PHP programming forum. Ask questions or help people concerning PHP code. Don't understand a function? Need help implementing a class? Don't understand a class? Here is where to ask. Remember to do your homework!
I have a login script that when someone logs in it directs them to there folder.. I want a script to add into the index.php file of the users folder so that if they just type in the url with the folder name it ownt just bypass the login script.. so I need it to force the user to log in.. heres the log in code I use..
<?php
# I suggest using && instead of AND. Different interpretations/precedence and all that
if(($PHP_AUTH_USER == "usr1") && ($PHP_AUTH_PW == "test"))
{
header("Location: /usr1/");
}
# you forgot to use elseif for the second statement.
elseif(($PHP_AUTH_USER == "us2") && ($PHP_AUTH_PW == "test"))
{
header("Location: /usr2/");
}
else
{
header("WWW-Authenticate: Basic realm="Subdomain"");
header("HTTP/1.0 401 Unauthorized");
print("This page is PROTECTED by HTTP Authentication.<br>");
print("DO NOT TRY TO ACCESS THIS SITE IF YOU ARE NOT AUTHORIZED!");
}
?>
If the folder is .htaccess protected (deny from all), any files within it can't be called directly so you don't need any bad access scripts.
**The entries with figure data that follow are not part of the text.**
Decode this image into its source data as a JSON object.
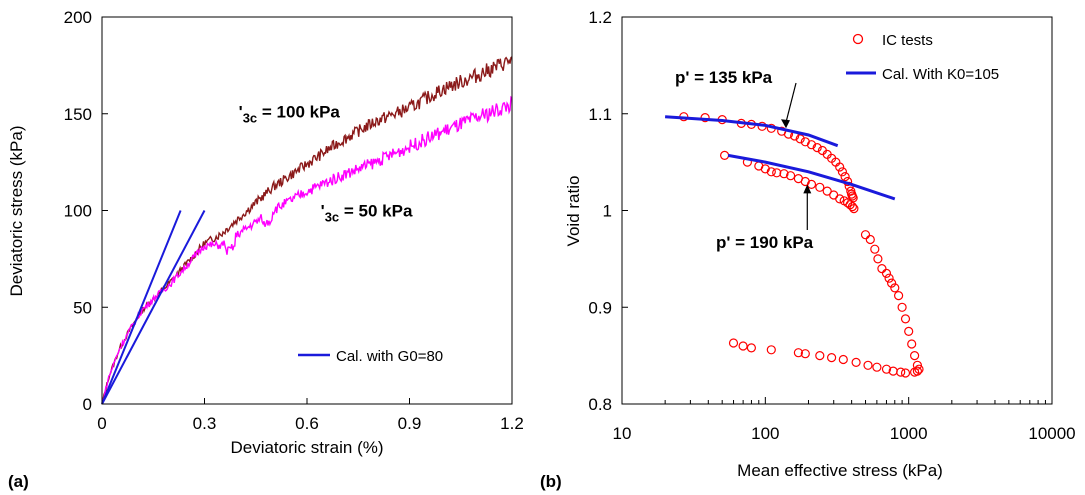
{
  "chart_data": [
    {
      "panel_label": "(a)",
      "type": "line",
      "xlabel": "Deviatoric strain (%)",
      "ylabel": "Deviatoric stress (kPa)",
      "xlim": [
        0,
        1.2
      ],
      "ylim": [
        0,
        200
      ],
      "xticks": [
        "0",
        "0.3",
        "0.6",
        "0.9",
        "1.2"
      ],
      "yticks": [
        "0",
        "50",
        "100",
        "150",
        "200"
      ],
      "grid": false,
      "legend": {
        "placement": "bottom-right",
        "entries": [
          "Cal. with G0=80"
        ]
      },
      "annotations": [
        {
          "text": "'3c = 100 kPa",
          "main": "'",
          "sub": "3c",
          "rest": " = 100 kPa",
          "x": 0.4,
          "y": 148
        },
        {
          "text": "'3c = 50 kPa",
          "main": "'",
          "sub": "3c",
          "rest": " = 50 kPa",
          "x": 0.64,
          "y": 97
        }
      ],
      "series": [
        {
          "style": "noisy-line",
          "color": "#8b1a1a",
          "x": [
            0,
            0.02,
            0.05,
            0.08,
            0.12,
            0.16,
            0.2,
            0.25,
            0.3,
            0.35,
            0.4,
            0.5,
            0.6,
            0.7,
            0.8,
            0.9,
            1.0,
            1.1,
            1.2
          ],
          "y": [
            0,
            14,
            28,
            38,
            49,
            56,
            63,
            73,
            83,
            88,
            96,
            112,
            124,
            136,
            146,
            153,
            163,
            170,
            178
          ]
        },
        {
          "style": "noisy-line",
          "color": "#ff00ff",
          "x": [
            0,
            0.02,
            0.05,
            0.08,
            0.12,
            0.16,
            0.2,
            0.25,
            0.3,
            0.35,
            0.4,
            0.5,
            0.6,
            0.7,
            0.8,
            0.9,
            1.0,
            1.1,
            1.2
          ],
          "y": [
            0,
            14,
            28,
            38,
            49,
            56,
            62,
            72,
            82,
            82,
            88,
            100,
            110,
            118,
            125,
            133,
            141,
            148,
            155
          ]
        },
        {
          "style": "line",
          "color": "#1a1adb",
          "x": [
            0,
            0.23
          ],
          "y": [
            0,
            100
          ]
        },
        {
          "style": "line",
          "color": "#1a1adb",
          "x": [
            0,
            0.3
          ],
          "y": [
            0,
            100
          ]
        }
      ]
    },
    {
      "panel_label": "(b)",
      "type": "scatter",
      "xlabel": "Mean effective stress (kPa)",
      "ylabel": "Void ratio",
      "xscale": "log",
      "xlim": [
        10,
        10000
      ],
      "ylim": [
        0.8,
        1.2
      ],
      "xticks": [
        "10",
        "100",
        "1000",
        "10000"
      ],
      "yticks": [
        "0.8",
        "0.9",
        "1",
        "1.1",
        "1.2"
      ],
      "grid": false,
      "legend": {
        "placement": "top-right",
        "entries": [
          "IC tests",
          "Cal. With K0=105"
        ]
      },
      "annotations": [
        {
          "text": "p' = 135 kPa",
          "x": 135,
          "y": 1.085
        },
        {
          "text": "p' = 190 kPa",
          "x": 190,
          "y": 1.027
        }
      ],
      "series": [
        {
          "style": "markers",
          "color": "#ff0000",
          "x": [
            27,
            38,
            50,
            68,
            80,
            95,
            110,
            130,
            145,
            160,
            175,
            190,
            210,
            230,
            250,
            270,
            290,
            310,
            330,
            345,
            360,
            375,
            385,
            395,
            400,
            405,
            410,
            52,
            75,
            90,
            100,
            110,
            120,
            135,
            150,
            170,
            190,
            210,
            240,
            270,
            300,
            330,
            355,
            375,
            390,
            405,
            415,
            500,
            540,
            580,
            610,
            650,
            700,
            730,
            760,
            800,
            850,
            900,
            950,
            1000,
            1050,
            1100,
            1150,
            1180,
            1150,
            1100,
            950,
            880,
            780,
            700,
            600,
            520,
            430,
            350,
            290,
            240,
            190,
            170,
            110,
            80,
            70,
            60
          ],
          "y": [
            1.097,
            1.096,
            1.094,
            1.09,
            1.089,
            1.087,
            1.085,
            1.082,
            1.079,
            1.077,
            1.074,
            1.071,
            1.068,
            1.065,
            1.062,
            1.058,
            1.054,
            1.05,
            1.045,
            1.04,
            1.035,
            1.03,
            1.025,
            1.02,
            1.017,
            1.015,
            1.013,
            1.057,
            1.05,
            1.046,
            1.043,
            1.04,
            1.039,
            1.038,
            1.036,
            1.033,
            1.03,
            1.027,
            1.024,
            1.02,
            1.016,
            1.012,
            1.01,
            1.008,
            1.006,
            1.004,
            1.002,
            0.975,
            0.97,
            0.96,
            0.95,
            0.94,
            0.935,
            0.93,
            0.925,
            0.92,
            0.912,
            0.9,
            0.888,
            0.875,
            0.862,
            0.85,
            0.84,
            0.836,
            0.834,
            0.833,
            0.832,
            0.833,
            0.834,
            0.836,
            0.838,
            0.84,
            0.843,
            0.846,
            0.848,
            0.85,
            0.852,
            0.853,
            0.856,
            0.858,
            0.86,
            0.863
          ]
        },
        {
          "style": "line",
          "color": "#1a1adb",
          "x": [
            20,
            50,
            100,
            200,
            320
          ],
          "y": [
            1.097,
            1.093,
            1.088,
            1.078,
            1.067
          ]
        },
        {
          "style": "line",
          "color": "#1a1adb",
          "x": [
            55,
            100,
            200,
            400,
            800
          ],
          "y": [
            1.057,
            1.05,
            1.04,
            1.027,
            1.012
          ]
        }
      ]
    }
  ]
}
You'd need to
include('usr1/index.php')
rather than header().
I wonder if it's good to mention to possible hackers that you're using apache authentication rather than php or whatever - gives them some info on what to target. Not a big deal (afaik http auth is pretty secure) just a general principle.
Try: "this site is protected by big, lumpy men with baseball bats" instead.